With the earlier years of the century all ideas of a closer relationship between English and foreign Protestantism than had existed heretofore passed away. The name of Protestant was still as cherished in popular feeling as ever it had been; but soon after the beginning of the Georgian period little was heard, as compared with what lately had been the case, of the Protestant cause or the Protestant interest. In truth, when minds were no longer intent upon immediate dangers, the bond was severed which had begun to keep together, notwithstanding all differences, the Reformed Churches in England and on the Continent. A few leading spirits on either side had been animated by larger aspirations after Christian unity. But self-defence against aggressive Romanism had been the main support of all projects of combination.
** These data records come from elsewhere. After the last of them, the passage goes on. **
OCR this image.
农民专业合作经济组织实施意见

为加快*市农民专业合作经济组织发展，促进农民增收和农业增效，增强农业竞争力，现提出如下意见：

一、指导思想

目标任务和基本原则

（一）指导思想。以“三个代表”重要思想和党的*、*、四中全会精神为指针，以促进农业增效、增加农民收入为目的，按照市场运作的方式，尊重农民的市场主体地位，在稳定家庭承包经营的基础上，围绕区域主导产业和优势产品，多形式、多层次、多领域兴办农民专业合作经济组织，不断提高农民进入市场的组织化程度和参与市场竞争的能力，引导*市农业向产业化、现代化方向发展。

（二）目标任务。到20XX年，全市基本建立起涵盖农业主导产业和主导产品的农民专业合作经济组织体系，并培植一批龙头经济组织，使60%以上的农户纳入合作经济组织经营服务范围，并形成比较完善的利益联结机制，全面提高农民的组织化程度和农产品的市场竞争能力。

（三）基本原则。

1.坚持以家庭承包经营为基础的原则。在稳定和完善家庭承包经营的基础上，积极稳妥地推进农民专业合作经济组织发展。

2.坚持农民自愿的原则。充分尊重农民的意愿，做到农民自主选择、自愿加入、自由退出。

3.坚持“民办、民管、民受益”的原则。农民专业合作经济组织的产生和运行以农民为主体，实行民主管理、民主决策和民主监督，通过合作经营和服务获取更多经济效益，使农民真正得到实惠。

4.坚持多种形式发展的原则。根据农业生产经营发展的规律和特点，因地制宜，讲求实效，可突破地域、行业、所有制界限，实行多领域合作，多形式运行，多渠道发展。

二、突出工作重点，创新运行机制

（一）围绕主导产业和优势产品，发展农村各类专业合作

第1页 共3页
In the eighteenth century there was plenty of the monotonous indifferentism which bears a dreary superficial resemblance to unity, but there was very little in the prevalent tone of thought which was adapted to encourage its genuine growth. And even if it had been otherwise—if the National Church had ever so much widened and deepened its hold in England, and a sound, substantial unity had gained ground, such as gains strength out of the very differences which it contains—insular feeling would still, in all probability, have been too exclusive or uninformed to care much, when outward pressure was removed, for ties of sympathy which should extend beyond the Channel and include Frenchmen or Germans within their hold. Quite early in the century we find Fleetwood[338] and Calamy[339] complaining of a growing indifference towards Protestants abroad. A generation later this indifference had become more general. Parliamentary grants to 'poor French Protestant refugee clergy' and 'poor French Protestant laity' were made in the annual votes of supply almost up to the present reign,[340] but these were only items in the public charity; they no longer bore any significance.

In 1751 an Act was brought forward for the general naturalisation of foreign Protestants resident in England. Much interest had been felt in a similar Bill which had come before the House in 1709. But the promoters of the earlier measure had been chiefly animated by the sense of close religious affinity in those to whom the privilege was offered; and those who resisted it did so from a fear that it might tend to changes in the English Church of which they disapproved. At the later period these sympathies and these fears, so far as they existed at all, were wholly subordinate to other influences. The Bill was supported on the ground of the drain upon the population which had resulted from the late war; it was vehemently resisted from a fear that it would unduly encourage emigration, and have an unfavourable effect upon English labour.[341] Considerations less secular than these had little weight. Religious life was circulating but feebly in the Church and country generally; it had no surplus energy to spare for sisterly interest in other communions outside the national borders.